Пфуль — полковник прусского Генерального штаба. В 1806 г. бросил службу в Пруссии, после сражения при Ауэрштедте поступил на службу в Россию, где дослужился до чина генерал-лейтенанта, не участвуя в действительной службе. Человек высокого ума и большого образования, но с недочетами в технических знаниях дела. Он давно уже вел жизнь чисто ученую и столь уединенную от мира, что ничего не знал о событиях дня. Юлий Цезарь и Фридрих II были его любимыми авторами и героями. Бесплодные мечтания об их методах войны, без всякой исторической критики, были почти единственным его занятием. События войн более новых скользили мимо него, не оставляя по себе никакого проследа. Таким путем он создал себе теорию войны, которая не выдерживала ни философской критики, ни исторических сравнений.
Барклай — военный министр; простой, честный, вялый, сам по себе доблестный, но бедный идеями. Родом из Ливонии, он считался русскими за полуиностранца.
Багратион — упрямый, вспыльчивый; «решительно ненавидел» Барклая.
Аракчеев — генерал-лейтенант — русский в полном смысле слова, большой энергии и хитрости. Он был начальником артиллерии (Chef der Artillerie), и император питал к нему большое доверие. Но так как ведение войны было совершенно чуждым для него делом, то он в него и не вмешивался…

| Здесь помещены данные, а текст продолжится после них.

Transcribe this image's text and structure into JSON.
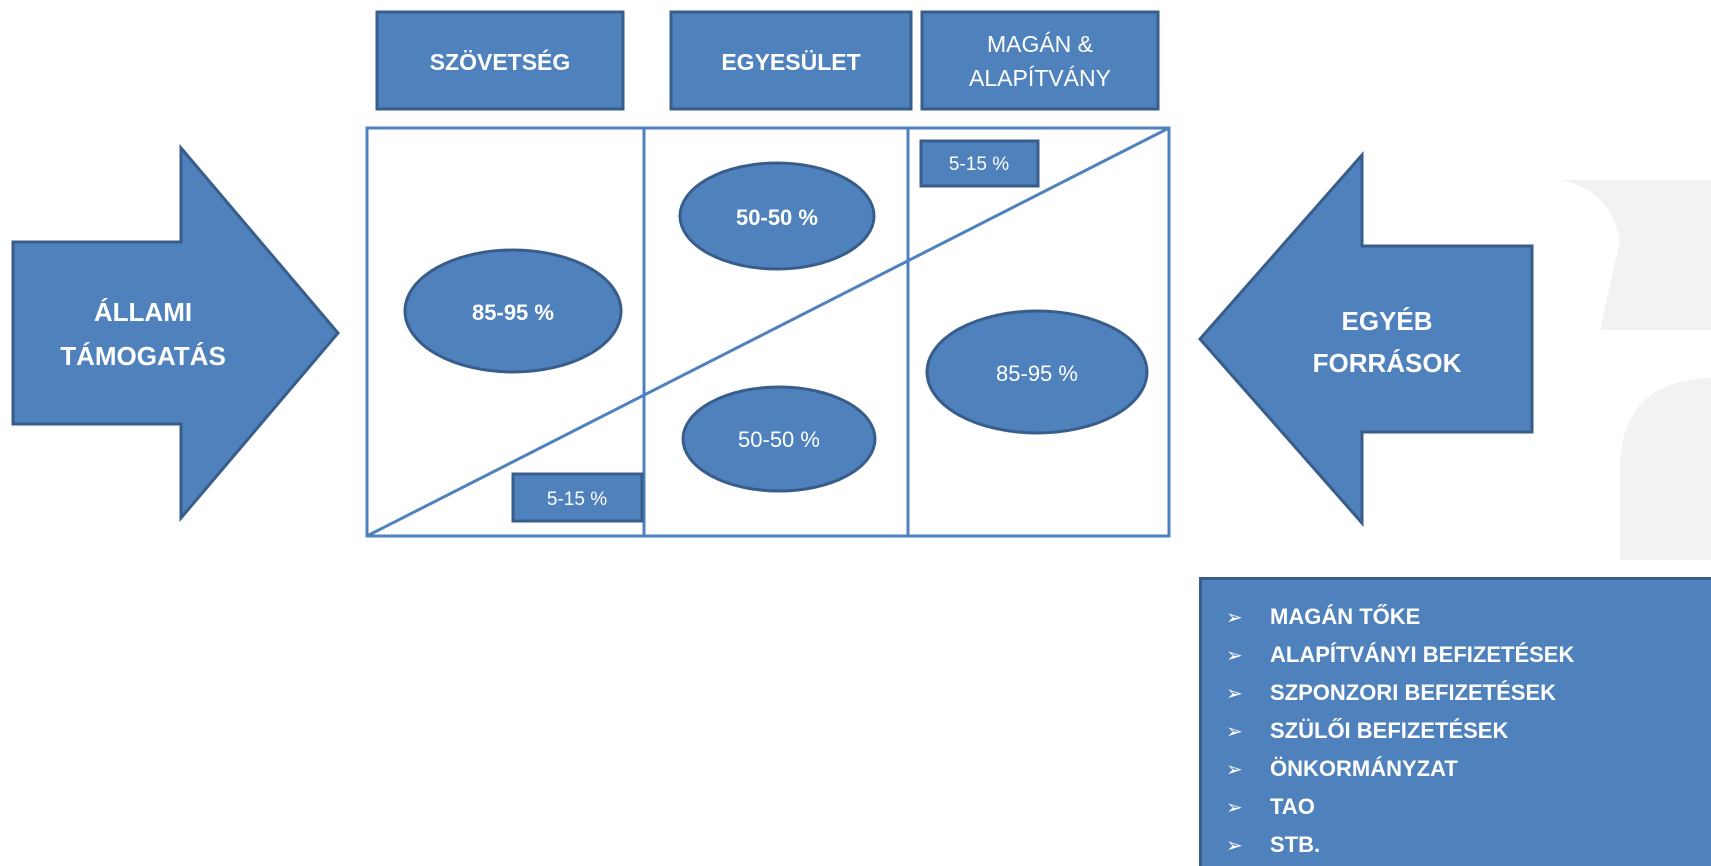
{
  "columns": {
    "szovetseg": "SZÖVETSÉG",
    "egyesulet": "EGYESÜLET",
    "magan_line1": "MAGÁN &",
    "magan_line2": "ALAPÍTVÁNY"
  },
  "left_arrow": {
    "line1": "ÁLLAMI",
    "line2": "TÁMOGATÁS"
  },
  "right_arrow": {
    "line1": "EGYÉB",
    "line2": "FORRÁSOK"
  },
  "ellipses": {
    "szovetseg_state": "85-95 %",
    "egyesulet_state": "50-50 %",
    "egyesulet_other": "50-50 %",
    "magan_other": "85-95 %"
  },
  "small_boxes": {
    "szovetseg_other": "5-15 %",
    "magan_state": "5-15 %"
  },
  "sources_bullet": "➢",
  "sources": [
    "MAGÁN TŐKE",
    "ALAPÍTVÁNYI BEFIZETÉSEK",
    "SZPONZORI BEFIZETÉSEK",
    "SZÜLŐI BEFIZETÉSEK",
    "ÖNKORMÁNYZAT",
    "TAO",
    "STB."
  ],
  "colors": {
    "fill": "#4f81bd",
    "border": "#385d8a",
    "watermark": "#f2f2f2"
  }
}
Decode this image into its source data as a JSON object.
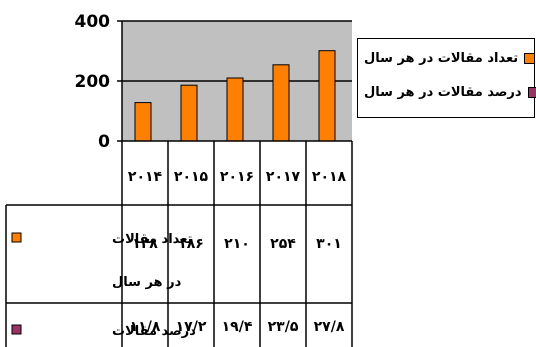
{
  "chart_data": {
    "type": "bar",
    "categories": [
      "۲۰۱۴",
      "۲۰۱۵",
      "۲۰۱۶",
      "۲۰۱۷",
      "۲۰۱۸"
    ],
    "series": [
      {
        "name": "تعداد مقالات در هر سال",
        "values": [
          128,
          186,
          210,
          254,
          301
        ],
        "color": "#FF7F00"
      },
      {
        "name": "درصد مقالات در هر سال",
        "values": [
          11.8,
          17.2,
          19.4,
          23.5,
          27.8
        ],
        "color": "#993366"
      }
    ],
    "yticks": [
      "0",
      "200",
      "400"
    ],
    "ylim": [
      0,
      400
    ],
    "grid": true,
    "legend_position": "right",
    "plot_background": "#C0C0C0",
    "data_table": {
      "row_labels": [
        {
          "lines": [
            "تعداد مقالات",
            "در هر سال"
          ],
          "swatch": "#FF7F00"
        },
        {
          "lines": [
            "درصد مقالات"
          ],
          "swatch": "#993366"
        }
      ],
      "rows": [
        [
          "۱۲۸",
          "۱۸۶",
          "۲۱۰",
          "۲۵۴",
          "۳۰۱"
        ],
        [
          "۱۱/۸",
          "۱۷/۲",
          "۱۹/۴",
          "۲۳/۵",
          "۲۷/۸"
        ]
      ]
    }
  }
}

Ермолов — человек сорока лет, самолюбивый, характера крепкого и упорного, не чуждый ни ума, ни образования. Конечно, он был выше тех, что были до него, и от него, по крайней мере, можно было ожидать, что он сумеет обеспечить всюду повиновение приказам главнокомандующего и придать его решениям известную энергию; чувствовали, что это было нужно, чтобы дополнить мягкого и флегматичного Барклая. Сам Ермолов не думал много о больших маневрах армии и об общих мероприятиях по войне; он не создал ни одной яркой идеи. Когда подошел момент решаться и действовать, он увидел, насколько все это для него было чуждо. Поэтому он сохранил за собой общее выполнение дел по армии, предоставляя генерал-квартирмейстеру всю стратегическую и тактическую часть[196].

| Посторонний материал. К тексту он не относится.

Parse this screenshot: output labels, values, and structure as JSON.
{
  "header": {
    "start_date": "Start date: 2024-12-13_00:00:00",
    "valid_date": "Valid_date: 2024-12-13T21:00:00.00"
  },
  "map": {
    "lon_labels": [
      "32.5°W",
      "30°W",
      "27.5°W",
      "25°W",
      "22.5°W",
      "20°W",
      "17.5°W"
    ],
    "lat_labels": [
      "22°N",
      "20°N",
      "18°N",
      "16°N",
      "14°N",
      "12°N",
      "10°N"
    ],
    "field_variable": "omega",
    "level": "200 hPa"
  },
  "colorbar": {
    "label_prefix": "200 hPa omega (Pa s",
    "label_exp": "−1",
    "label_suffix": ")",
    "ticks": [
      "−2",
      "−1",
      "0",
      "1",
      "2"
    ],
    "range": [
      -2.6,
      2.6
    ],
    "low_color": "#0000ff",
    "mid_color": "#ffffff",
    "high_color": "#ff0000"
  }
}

Генерал Мухин, в начале генерал-квартирмейстер, русский чистой воды, не знал ни слова по-иностранному и потому мог читать только русские книги[197]. Его назначили на этот пост, так как он отличался в съемке и топографическом черчении; эти знания в армии, в культурном отношении отсталой, считались прообразом всей военной науки[198].
Полковник Толь[199] имел тридцать лет; это был наиболее образованный и наиболее блестящий из офицеров Генерального штаба. Его способности были все же средние, зато воля — очень крепкая. Уже давно он занимался большой войной и был an courant [в курсе (франц.)] всего, что было опубликовано нового на эту тему; он даже излишне увлекся (ziemlich tief verloren), углубившись в большую новость: идеи Жомини[200]. Он, так или иначе, мог разобраться в деле, хотя был слишком далек от того, чтобы создать себе идею совершенно отчетливую и личную. Ему недоставало духа творчества, чтобы создать общий план, обнимающий все и хорошо скоординированный. В сношениях был недостаточно тактичен; был известен своей особой грубостью по отношению высших и низших.